Bidirectional Data Flow
Once connections have been established, data can start flowing in and out of the simulation. Sending Data over MQTT is referred to as publishing, as the data is published to a specified MQTT topic. To assist in publishing simulation data, a Publish Message function has been created that will publish the payload of a Nominal Systems message. The screenshot below shows the publishing of the Body States Message from a spacecraft over MQTT. Additional MQTT publishing functions exist for Byte Array, Integer, Float and String. Due to MQTT’s asynchronous nature, a Wait For Completion function exits to pause the thread until the message has been published.

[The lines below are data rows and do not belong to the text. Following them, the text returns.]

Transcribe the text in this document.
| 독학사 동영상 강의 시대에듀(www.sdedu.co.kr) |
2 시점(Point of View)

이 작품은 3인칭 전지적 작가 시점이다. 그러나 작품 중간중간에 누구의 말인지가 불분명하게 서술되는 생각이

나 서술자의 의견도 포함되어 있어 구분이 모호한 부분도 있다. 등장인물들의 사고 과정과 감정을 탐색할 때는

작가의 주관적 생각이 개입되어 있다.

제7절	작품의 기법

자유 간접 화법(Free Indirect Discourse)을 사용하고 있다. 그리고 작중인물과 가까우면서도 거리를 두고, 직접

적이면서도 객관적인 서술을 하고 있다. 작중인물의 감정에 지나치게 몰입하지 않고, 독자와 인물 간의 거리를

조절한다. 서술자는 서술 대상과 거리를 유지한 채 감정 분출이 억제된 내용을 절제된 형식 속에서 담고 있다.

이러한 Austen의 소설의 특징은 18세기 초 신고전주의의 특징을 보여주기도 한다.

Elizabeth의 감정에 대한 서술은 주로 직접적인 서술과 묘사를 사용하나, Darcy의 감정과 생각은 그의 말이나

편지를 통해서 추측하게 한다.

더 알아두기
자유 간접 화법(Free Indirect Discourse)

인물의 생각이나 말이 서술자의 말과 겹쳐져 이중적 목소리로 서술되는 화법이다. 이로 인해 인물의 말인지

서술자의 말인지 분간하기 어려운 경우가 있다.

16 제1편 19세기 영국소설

To receive data over MQTT, the first step is to be subscribed to the desired MQTT topic. If the MQTT topics are predefined, it is recommended that this occurs at the end of the Connection and Configuration steps previously outlined. This minimizes the chance that the MQTT Client will miss any initial data flow.
To read the data on an MQTT topic, matching receive functions have been created for each of the MQTT publish functions. To receive the Nominal Systems Body States message from earlier the Read to Message function is used. The received message payload can then be used to write any Body States message. Refer to the “Editor: Using Messages” tutorial to learn more about Nominal’s messaging system.
As MQTT is asynchronous, users can call the Wait for Messages function when receiving data over MQTT. This will pause the Unreal thread until the target number of messages has arrived or if the timeout has been exceeded.
To stop receiving data from an MQTT, the Unsubscribe function is used and requires the topic to unsubscribe from.
Simulations can also be structured to use the MQTT blueprint pure functions to trigger certain data flow events, such as reading and decoding messages or publishing to other MQTT topics.
Disconnecting MQTT
Once a simulation is completed, or if an MQTT client needs to disconnect early, the MQTT Disconnect Client function is used. It is recommended that the disconnect function is also called on Event End Play within the level blueprint to ensure the client is disconnected. Whilst this won’t close the connection cleanly in the event of a software crash, it will create a clean disconnect the majority of the time and is still advised as a backup if the client is meant to disconnect on a specific instruction received over MQTT. To shut down an MQTT Broker, the Shutdown function can be used with the MQTT client disconnect function call. However, before the shutdown function is used, it is also advised that the Disconnect Client or Disconnect All Clients function is called, to trigger the MQTT clients to disconnect.